LLB: your ultimate guide

The LLB (Latin Legum Baccalaureus or Bachelor of Laws) is the undergraduate qualifying law degree in the UK that leads to the next stage in training to enter the legal profession—the LPC for solicitors or the BTC for barristers. The LLB is equivalent to a Bachelor of Arts (BA) or a Bachelor of Science (BSc).


  • Last updated Feb 10, 2020 2:18:52 PM
  • Jan Hill

How can I get my LLB?

The majority of universities around the United Kingdom and beyond offer the LLB programme. There are a number of ways to obtain the LLB, including completing a standard three-year undergraduate course, a two-year graduate course, or a part-time option that can be accomplished over a six-year period. 

The standard route for those applying straight out of sixth-form is the three-year option, while the two-year graduate entry or “senior status” LLB is a popular choice for students who have previously earned an undergraduate degree in any subject. After obtaining the LLB, students can go on to study the Legal Practice Course (LPC) to become a solicitor, or the BTC to become a barrister.

The US no longer offers the LLB, and foreign law graduates pursuing admission to the bar in the US will find that their LLB degree does not itself satisfy the core admission requirements necessary to take the bar exam in most states. The one exception is New York, where foreign graduates who have met the educational requirements to practice law in another common law country through study at an approved educational institution (similar in duration and content to the equivalent teaching at an approved US law school) are permitted to sit for the New York bar exam. 

Columbia University in New York has a LLB/JD program in which students who have completed their first year of the LLB Law programme can request a transfer to the dual degree programme that results in a Bachelor of Laws honours degree from University College London (UCL) and a JD from Columbia University. The program is extremely competitive, however, and only three students per year are permitted to transfer into it. Selection is based upon academic merit and students who have undertaken more than one year of study in the US will not be eligible.

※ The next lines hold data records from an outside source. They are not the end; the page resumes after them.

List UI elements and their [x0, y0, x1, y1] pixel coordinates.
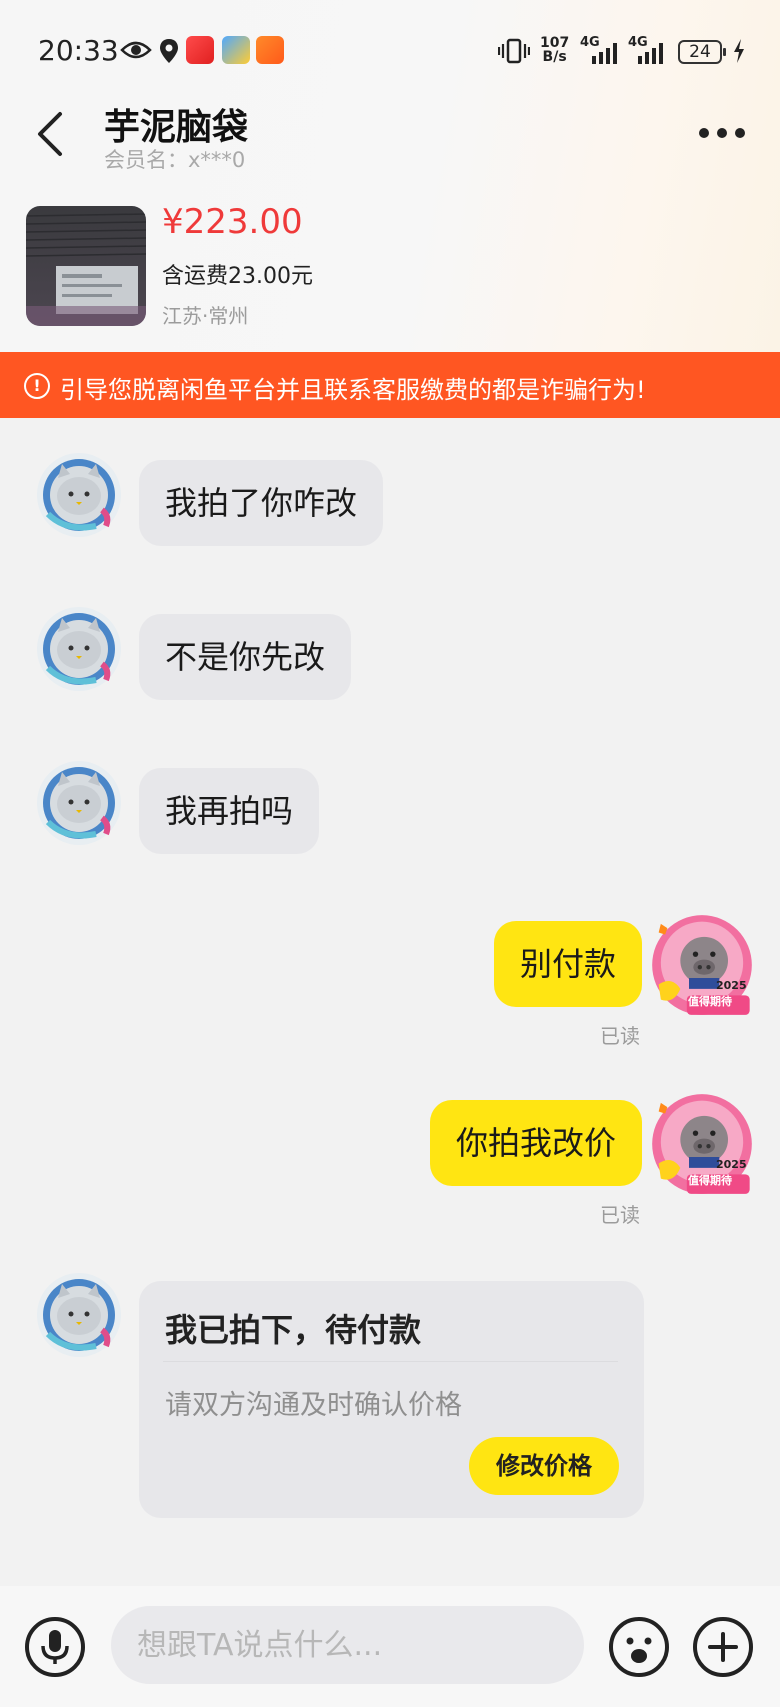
voice-button[interactable] — [24, 1616, 86, 1678]
more-options-button[interactable] — [696, 118, 748, 148]
product-price: ¥223.00 — [162, 202, 303, 242]
battery-indicator: 24 — [678, 40, 726, 64]
signal-bars-icon — [592, 43, 617, 64]
read-status: 已读 — [600, 1203, 640, 1227]
vibrate-icon — [498, 38, 530, 64]
avatar-caption: 值得期待 — [688, 995, 732, 1008]
my-avatar[interactable]: 2025 值得期待 — [650, 1092, 754, 1196]
message-bubble[interactable]: 你拍我改价 — [429, 1100, 642, 1186]
partner-avatar[interactable] — [36, 452, 122, 538]
status-bar: 20:33 107 B/s 4G 4G 24 — [0, 30, 780, 74]
location-icon — [160, 39, 178, 63]
message-bubble[interactable]: 我再拍吗 — [139, 768, 320, 854]
app-notification-icon — [186, 36, 214, 64]
message-bubble[interactable]: 不是你先改 — [139, 614, 352, 700]
chat-partner-name: 芋泥脑袋 — [104, 107, 249, 148]
avatar-caption: 值得期待 — [688, 1174, 732, 1187]
partner-avatar[interactable] — [36, 606, 122, 692]
status-time: 20:33 — [38, 34, 119, 67]
warning-text: 引导您脱离闲鱼平台并且联系客服缴费的都是诈骗行为! — [60, 376, 646, 404]
charging-icon — [734, 39, 744, 63]
partner-avatar[interactable] — [36, 760, 122, 846]
input-bar — [0, 1586, 780, 1707]
message-bubble[interactable]: 别付款 — [493, 921, 642, 1007]
emoji-button[interactable] — [608, 1616, 670, 1678]
order-status-card[interactable]: 我已拍下，待付款 请双方沟通及时确认价格 修改价格 — [139, 1281, 644, 1518]
back-button[interactable] — [30, 106, 74, 162]
avatar-year-badge: 2025 — [716, 1158, 747, 1171]
product-thumbnail[interactable] — [26, 206, 146, 326]
product-image — [26, 206, 146, 326]
net-speed: 107 B/s — [540, 35, 570, 65]
more-actions-button[interactable] — [692, 1616, 754, 1678]
app-notification-icon — [256, 36, 284, 64]
fraud-warning-banner: ! 引导您脱离闲鱼平台并且联系客服缴费的都是诈骗行为! — [0, 352, 780, 418]
order-subtitle: 请双方沟通及时确认价格 — [165, 1390, 462, 1421]
order-title: 我已拍下，待付款 — [165, 1311, 422, 1349]
member-name: 会员名：x***0 — [104, 148, 246, 172]
avatar-year-badge: 2025 — [716, 979, 747, 992]
exclamation-icon: ! — [24, 373, 50, 399]
message-bubble[interactable]: 我拍了你咋改 — [139, 460, 384, 546]
my-avatar[interactable]: 2025 值得期待 — [650, 913, 754, 1017]
app-notification-icon — [222, 36, 250, 64]
read-status: 已读 — [600, 1024, 640, 1048]
modify-price-button[interactable]: 修改价格 — [469, 1437, 619, 1495]
partner-avatar[interactable] — [36, 1272, 122, 1358]
signal-bars-icon — [638, 43, 663, 64]
product-location: 江苏·常州 — [162, 304, 249, 328]
eye-icon — [120, 41, 152, 59]
shipping-fee: 含运费23.00元 — [162, 264, 313, 289]
divider — [163, 1361, 618, 1362]
message-input[interactable] — [111, 1606, 584, 1684]
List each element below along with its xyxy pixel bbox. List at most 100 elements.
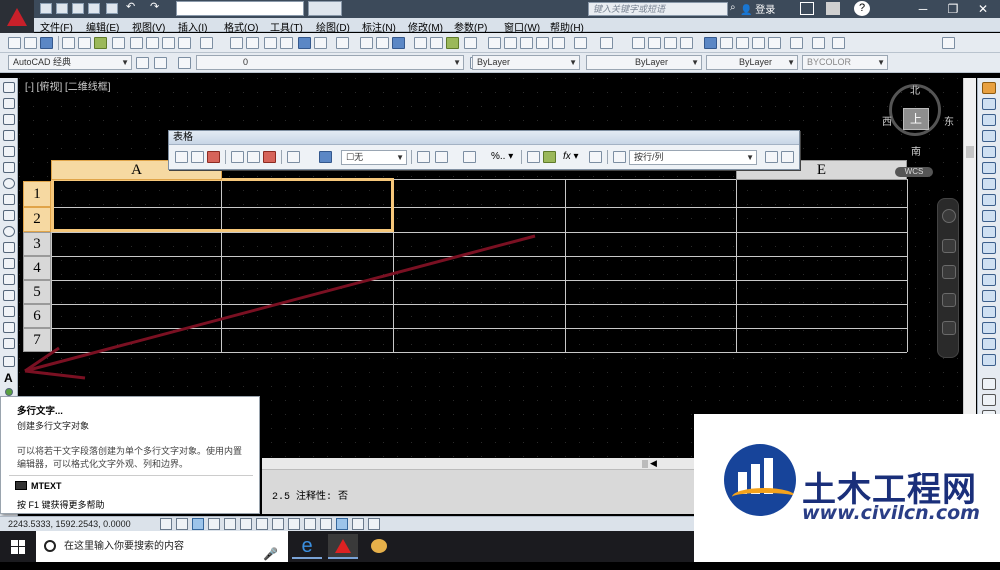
- snap-mode-icon[interactable]: [176, 518, 188, 530]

What A-Levels are Required?

While there are no compulsory subjects you need to study in order to get an LLB, there are certain subjects that are highly recommended:

- Politics, which will provide you with a solid background of knowledge in how laws are formulated, debated, and passed.

- Examination of evidence and construction of arguments, which will provide useful skills to include in your UCAS personal statement.

- English literature, to further develop your reading and writing skills.

- History, to provide you with an understanding of the origin of law and order in the UK.

- Spanish, since according to the Language Trends 2019 report, Spanish is the only language not declining at A-level, and international law firms are likely to have offices and clients in Spanish-speaking countries.

The LLB consists of seven core modules—constitutional and administrative law, contract law, criminal law, equity and trusts, EU law, property law, and public law—which together make up the underlying requirements of a qualifying law degree in the UK. There are also a number of supplementary elective models available during the course of the LLB that allow candidates to gain specialised knowledge in particular areas of the legal jurisdiction that interests them.

Can I Work While I Earn My LLB?

Many candidates consider working while studying for the LLB. However, the law is a particularly rigorous and difficult course of study, and you’ll be required to do a large amount of reading outside of class, so if you do work, you’ll need to have flexibility regarding when you can work. 

But taking on a legal-related job while you study not only demonstrates your interest in your chosen profession but also showcases your time-management and organisational skills. One way to obtain legal work experience is through a vacation scheme. Many law firms offer paid experience to students and often recruit future trainees from impressive vacation schemers. 

If you won’t be able to manage financially without a job, you should consider getting your LLB on a part-time basis. Although part-time study means it will take you longer to get your degree, you will likely incur less debt than your full-time colleagues and won’t be required to carry as heavy a schedule.

Job Prospects for Those with an LLB Degree

Graduates from an LLB course in the UK will be prepared to enter a variety of legal careers, including becoming a solicitor or barrister, but will also gain skills to work in a wide range of other professions such as business, criminology, marketing, politics, law enforcement, administration, publishing, research, and academia.